Auckland City played second fiddle to Waitakere United for most of the New Zealand Football Championship season, but when it came to the big show they hit the right notes, in a come-from-behind 2-1 win over their arch-rivals to claim the silverware.
The debate over the merit or otherwise of playing such a showpiece final will long continue but in the meantime, City, deservedly (on what they managed at Trusts Stadium yesterday) can hold their heads high.
Waitakere coach Chris Milicich was pointing the finger at missed opportunities by striker Roy Krishna for his team's demise but, in reality, it was a dreadful bungle by his goalkeeper Richard Gillespie that cost United the most.
This was, from the outset, another chapter in the long-running saga of absorbing battles between the cross-town rivals.
No surprise, rugged defender Greg Uhlmann needed only four minutes to find his way into referee Michael Hester's black book for an unseemly challenge on Krishna - the third of three early dubious City tackles. The die had been cast.
The opening goal followed in the 17th minute.
The ball was played wide to Krishna. City right back Matt Friel had neither the pace nor the inclination to chase. Krishna played the ball in to Benjamin Totori who found Allan Pearce unmarked. He tapped home for a 1-0 led.

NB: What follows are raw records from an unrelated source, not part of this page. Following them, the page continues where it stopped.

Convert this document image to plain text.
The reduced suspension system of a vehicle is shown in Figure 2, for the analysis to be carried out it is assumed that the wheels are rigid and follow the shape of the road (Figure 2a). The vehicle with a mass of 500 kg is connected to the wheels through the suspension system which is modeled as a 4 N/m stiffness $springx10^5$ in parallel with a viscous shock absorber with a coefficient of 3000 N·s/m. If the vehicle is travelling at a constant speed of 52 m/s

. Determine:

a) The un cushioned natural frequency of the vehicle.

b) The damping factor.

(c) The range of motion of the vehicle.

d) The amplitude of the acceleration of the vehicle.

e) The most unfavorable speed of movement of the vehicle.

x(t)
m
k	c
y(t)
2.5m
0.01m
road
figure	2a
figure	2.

The next hour produced a handful of half chances and plenty of tension, but no goals. The visitors had plenty of chances to score.

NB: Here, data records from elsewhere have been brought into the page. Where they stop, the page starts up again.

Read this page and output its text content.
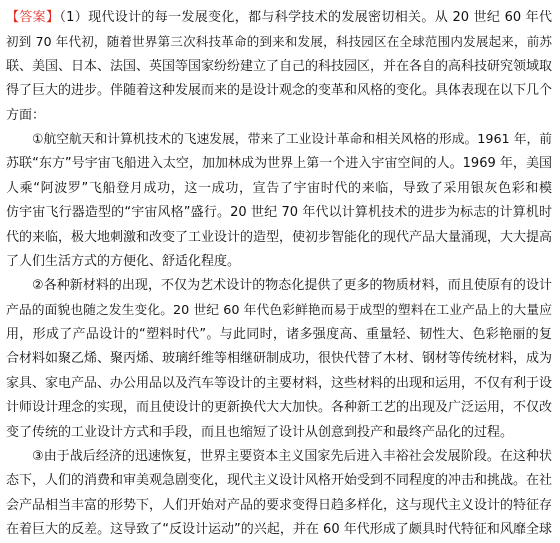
【答案】（1）现代设计的每一发展变化，都与科学技术的发展密切相关。从 20 世纪 60 年代
初到 70 年代初，随着世界第三次科技革命的到来和发展，科技园区在全球范围内发展起来，前苏
联、美国、日本、法国、英国等国家纷纷建立了自己的科技园区，并在各自的高科技研究领域取
得了巨大的进步。伴随着这种发展而来的是设计观念的变革和风格的变化。具体表现在以下几个
方面：
①航空航天和计算机技术的飞速发展，带来了工业设计革命和相关风格的形成。1961 年，前
苏联“东方”号宇宙飞船进入太空，加加林成为世界上第一个进入宇宙空间的人。1969 年，美国
人乘“阿波罗”飞船登月成功，这一成功，宣告了宇宙时代的来临，导致了采用银灰色彩和模
仿宇宙飞行器造型的“宇宙风格”盛行。20 世纪 70 年代以计算机技术的进步为标志的计算机时
代的来临，极大地刺激和改变了工业设计的造型，使初步智能化的现代产品大量涌现，大大提高
了人们生活方式的方便化、舒适化程度。
②各种新材料的出现，不仅为艺术设计的物态化提供了更多的物质材料，而且使原有的设计
产品的面貌也随之发生变化。20 世纪 60 年代色彩鲜艳而易于成型的塑料在工业产品上的大量应
用，形成了产品设计的“塑料时代”。与此同时，诸多强度高、重量轻、韧性大、色彩艳丽的复
合材料如聚乙烯、聚丙烯、玻璃纤维等相继研制成功，很快代替了木材、钢材等传统材料，成为
家具、家电产品、办公用品以及汽车等设计的主要材料，这些材料的出现和运用，不仅有利于设
计师设计理念的实现，而且使设计的更新换代大大加快。各种新工艺的出现及广泛运用，不仅改
变了传统的工业设计方式和手段，而且也缩短了设计从创意到投产和最终产品化的过程。
③由于战后经济的迅速恢复，世界主要资本主义国家先后进入丰裕社会发展阶段。在这种状
态下，人们的消费和审美观急剧变化，现代主义设计风格开始受到不同程度的冲击和挑战。在社
会产品相当丰富的形势下，人们开始对产品的要求变得日趋多样化，这与现代主义设计的特征存
在着巨大的反差。这导致了“反设计运动”的兴起，并在 60 年代形成了颇具时代特征和风靡全球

It wasn't until the restart after a 77th-minute Waitakere corner that City struck.
Goalkeeper Jacob Spoonley played the ball to James Pritchett who sent it long to 70th-minute substitute Keryn Jordan. He passed his marker before deftly, from the penalty spot, beating Gillespie with a pin-point header.

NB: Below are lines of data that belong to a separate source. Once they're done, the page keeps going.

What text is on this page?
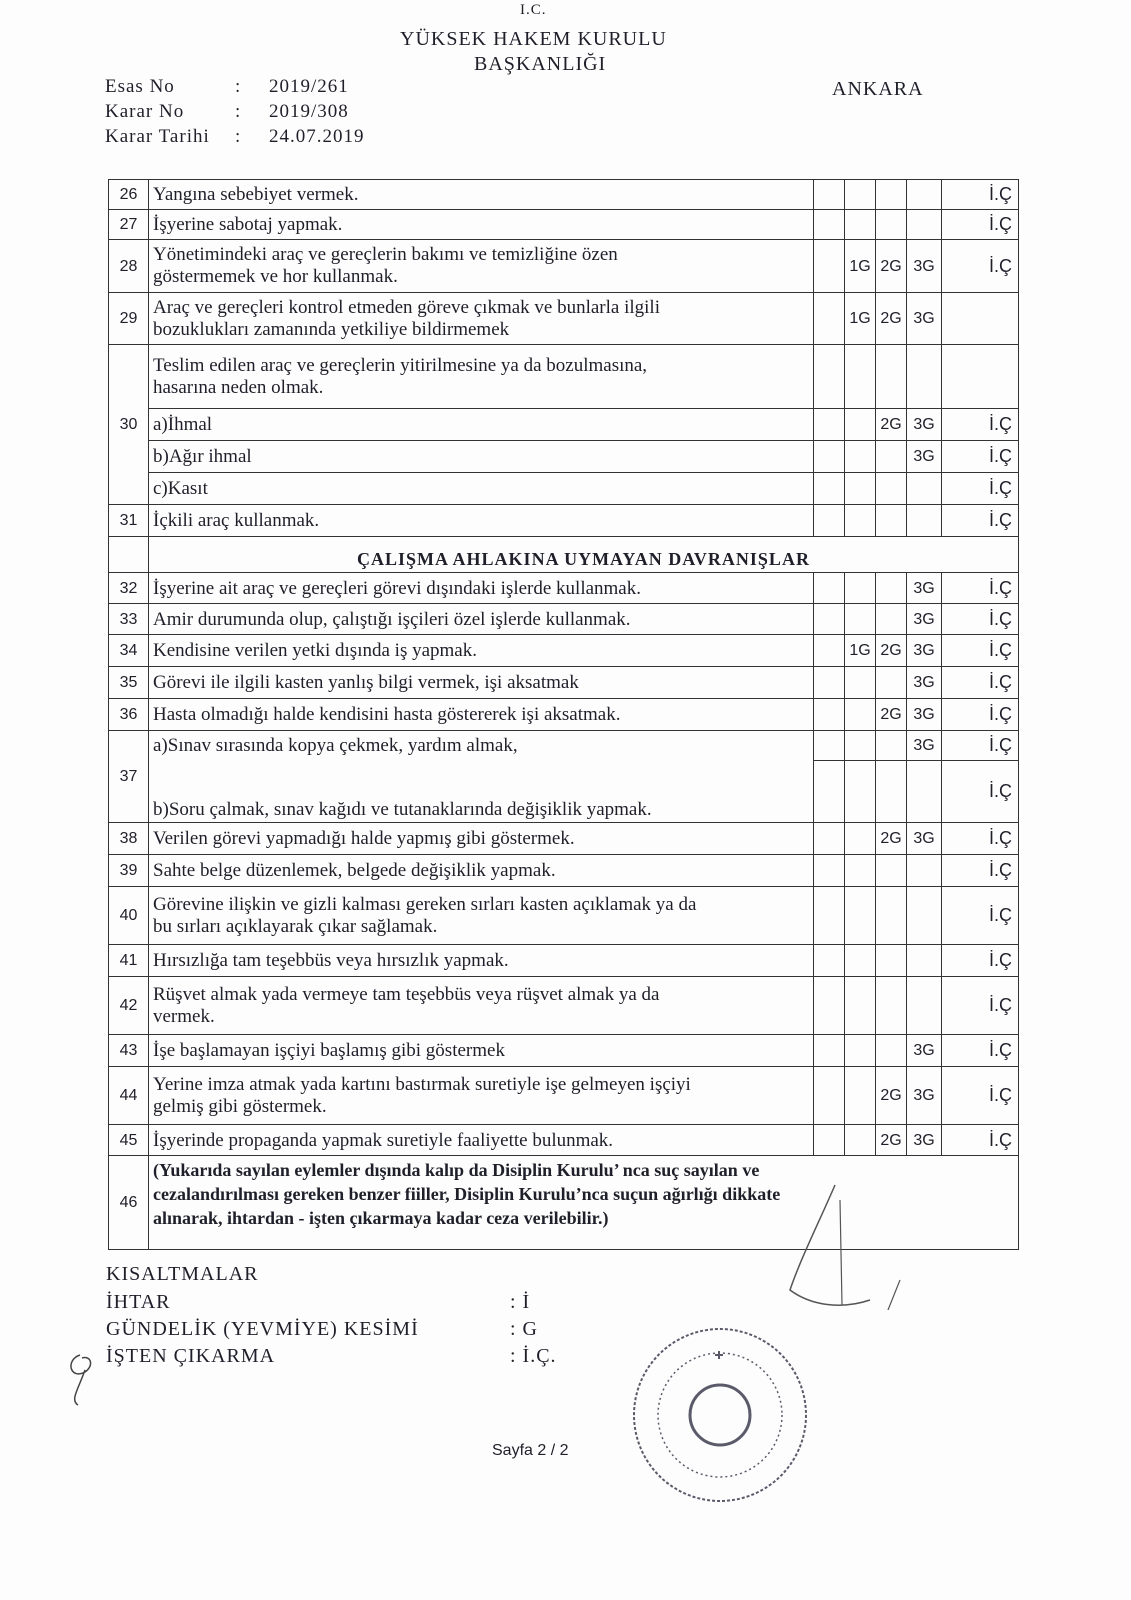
I.C.
YÜKSEK HAKEM KURULU
BAŞKANLIĞI
ANKARA
Esas No	: 2019/261
Karar No	: 2019/308
Karar Tarihi : 24.07.2019
26	Yangına sebebiyet vermek.					İ.Ç
27	İşyerine sabotaj yapmak.					İ.Ç
28	Yönetimindeki araç ve gereçlerin bakımı ve temizliğine özen
göstermemek ve hor kullanmak.		1G	2G	3G	İ.Ç
29	Araç ve gereçleri kontrol etmeden göreve çıkmak ve bunlarla ilgili
bozuklukları zamanında yetkiliye bildirmemek		1G	2G	3G	
30	Teslim edilen araç ve gereçlerin yitirilmesine ya da bozulmasına,
hasarına neden olmak.					
	a)İhmal			2G	3G	İ.Ç
	b)Ağır ihmal				3G	İ.Ç
	c)Kasıt					İ.Ç
31	İçkili araç kullanmak.					İ.Ç
	ÇALIŞMA AHLAKINA UYMAYAN DAVRANIŞLAR					
32	İşyerine ait araç ve gereçleri görevi dışındaki işlerde kullanmak.				3G	İ.Ç
33	Amir durumunda olup, çalıştığı işçileri özel işlerde kullanmak.				3G	İ.Ç
34	Kendisine verilen yetki dışında iş yapmak.		1G	2G	3G	İ.Ç
35	Görevi ile ilgili kasten yanlış bilgi vermek, işi aksatmak				3G	İ.Ç
36	Hasta olmadığı halde kendisini hasta göstererek işi aksatmak.			2G	3G	İ.Ç
37	a)Sınav sırasında kopya çekmek, yardım almak,				3G	İ.Ç
	b)Soru çalmak, sınav kağıdı ve tutanaklarında değişiklik yapmak.					İ.Ç
38	Verilen görevi yapmadığı halde yapmış gibi göstermek.			2G	3G	İ.Ç
39	Sahte belge düzenlemek, belgede değişiklik yapmak.					İ.Ç
40	Görevine ilişkin ve gizli kalması gereken sırları kasten açıklamak ya da
bu sırları açıklayarak çıkar sağlamak.					İ.Ç
41	Hırsızlığa tam teşebbüs veya hırsızlık yapmak.					İ.Ç
42	Rüşvet almak yada vermeye tam teşebbüs veya rüşvet almak ya da
vermek.					İ.Ç
43	İşe başlamayan işçiyi başlamış gibi göstermek				3G	İ.Ç
44	Yerine imza atmak yada kartını bastırmak suretiyle işe gelmeyen işçiyi
gelmiş gibi göstermek.			2G	3G	İ.Ç
45	İşyerinde propaganda yapmak suretiyle faaliyette bulunmak.			2G	3G	İ.Ç
46	(Yukarıda sayılan eylemler dışında kalıp da Disiplin Kurulu’ nca suç sayılan ve
cezalandırılması gereken benzer fiiller, Disiplin Kurulu’nca suçun ağırlığı dikkate
alınarak, ihtardan - işten çıkarmaya kadar ceza verilebilir.)					
KISALTMALAR
İHTAR	: İ
GÜNDELİK (YEVMİYE) KESİMİ	: G
İŞTEN ÇIKARMA	: İ.Ç.
Sayfa 2 / 2
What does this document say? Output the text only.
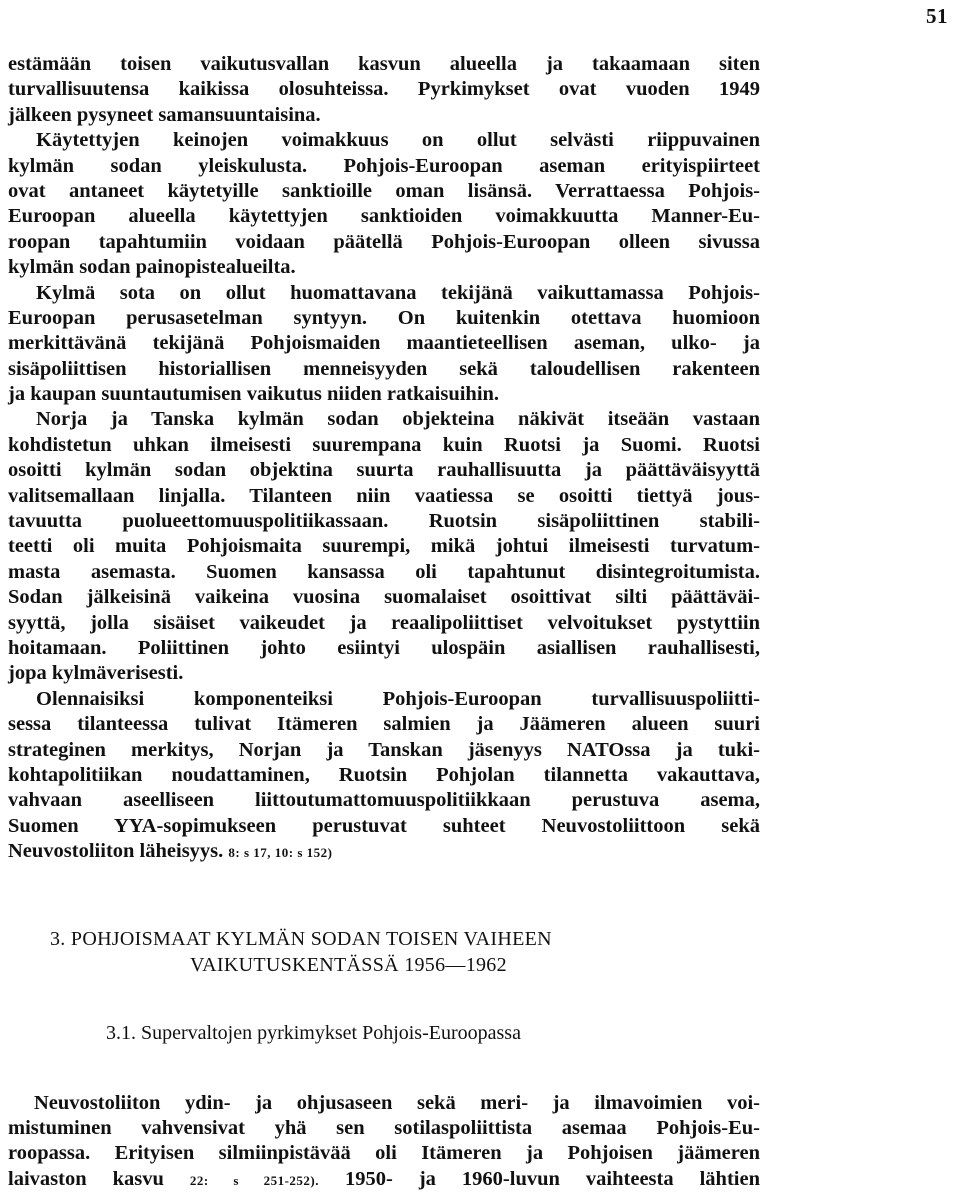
51
estämään toisen vaikutusvallan kasvun alueella ja takaamaan siten
turvallisuutensa kaikissa olosuhteissa. Pyrkimykset ovat vuoden 1949
jälkeen pysyneet samansuuntaisina.
Käytettyjen keinojen voimakkuus on ollut selvästi riippuvainen
kylmän sodan yleiskulusta. Pohjois-Euroopan aseman erityispiirteet
ovat antaneet käytetyille sanktioille oman lisänsä. Verrattaessa Pohjois-
Euroopan alueella käytettyjen sanktioiden voimakkuutta Manner-Eu-
roopan tapahtumiin voidaan päätellä Pohjois-Euroopan olleen sivussa
kylmän sodan painopistealueilta.
Kylmä sota on ollut huomattavana tekijänä vaikuttamassa Pohjois-
Euroopan perusasetelman syntyyn. On kuitenkin otettava huomioon
merkittävänä tekijänä Pohjoismaiden maantieteellisen aseman, ulko- ja
sisäpoliittisen historiallisen menneisyyden sekä taloudellisen rakenteen
ja kaupan suuntautumisen vaikutus niiden ratkaisuihin.
Norja ja Tanska kylmän sodan objekteina näkivät itseään vastaan
kohdistetun uhkan ilmeisesti suurempana kuin Ruotsi ja Suomi. Ruotsi
osoitti kylmän sodan objektina suurta rauhallisuutta ja päättäväisyyttä
valitsemallaan linjalla. Tilanteen niin vaatiessa se osoitti tiettyä jous-
tavuutta puolueettomuuspolitiikassaan. Ruotsin sisäpoliittinen stabili-
teetti oli muita Pohjoismaita suurempi, mikä johtui ilmeisesti turvatum-
masta asemasta. Suomen kansassa oli tapahtunut disintegroitumista.
Sodan jälkeisinä vaikeina vuosina suomalaiset osoittivat silti päättäväi-
syyttä, jolla sisäiset vaikeudet ja reaalipoliittiset velvoitukset pystyttiin
hoitamaan. Poliittinen johto esiintyi ulospäin asiallisen rauhallisesti,
jopa kylmäverisesti.
Olennaisiksi komponenteiksi Pohjois-Euroopan turvallisuuspoliitti-
sessa tilanteessa tulivat Itämeren salmien ja Jäämeren alueen suuri
strateginen merkitys, Norjan ja Tanskan jäsenyys NATOssa ja tuki-
kohtapolitiikan noudattaminen, Ruotsin Pohjolan tilannetta vakauttava,
vahvaan aseelliseen liittoutumattomuuspolitiikkaan perustuva asema,
Suomen YYA-sopimukseen perustuvat suhteet Neuvostoliittoon sekä
Neuvostoliiton läheisyys. 8: s 17, 10: s 152)
3. POHJOISMAAT KYLMÄN SODAN TOISEN VAIHEEN
VAIKUTUSKENTÄSSÄ 1956—1962
3.1. Supervaltojen pyrkimykset Pohjois-Euroopassa
Neuvostoliiton ydin- ja ohjusaseen sekä meri- ja ilmavoimien voi-
mistuminen vahvensivat yhä sen sotilaspoliittista asemaa Pohjois-Eu-
roopassa. Erityisen silmiinpistävää oli Itämeren ja Pohjoisen jäämeren
laivaston kasvu 22: s 251-252). 1950- ja 1960-luvun vaihteesta lähtien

With the clock winding down, City struck again.
Hester ignored City calls for hand ball, waved play on and Paul Urlovic, more in hope than anything else, snapped a shot from outside the penalty area. Gillespie seemed to have it covered - he got his hands to the ball but a schoolboy howler let it slip agonisingly through his fingers.
There was nowhere to hide.
"I'm thrilled for the boys. In the end they deserved it," said victorious City coach Paul Posa. "On the day it is hard to argue with the result. It took a special goal from Keryn Jordan to give us a chance. We took it."
Milicich was in a different frame of mind. "You miss three one-on-ones you don't win. We let in a sloppy second goal. Congratulations to them. Hats off to them but to lose a title to a team who finished eight points behind leaves you extremely gutted."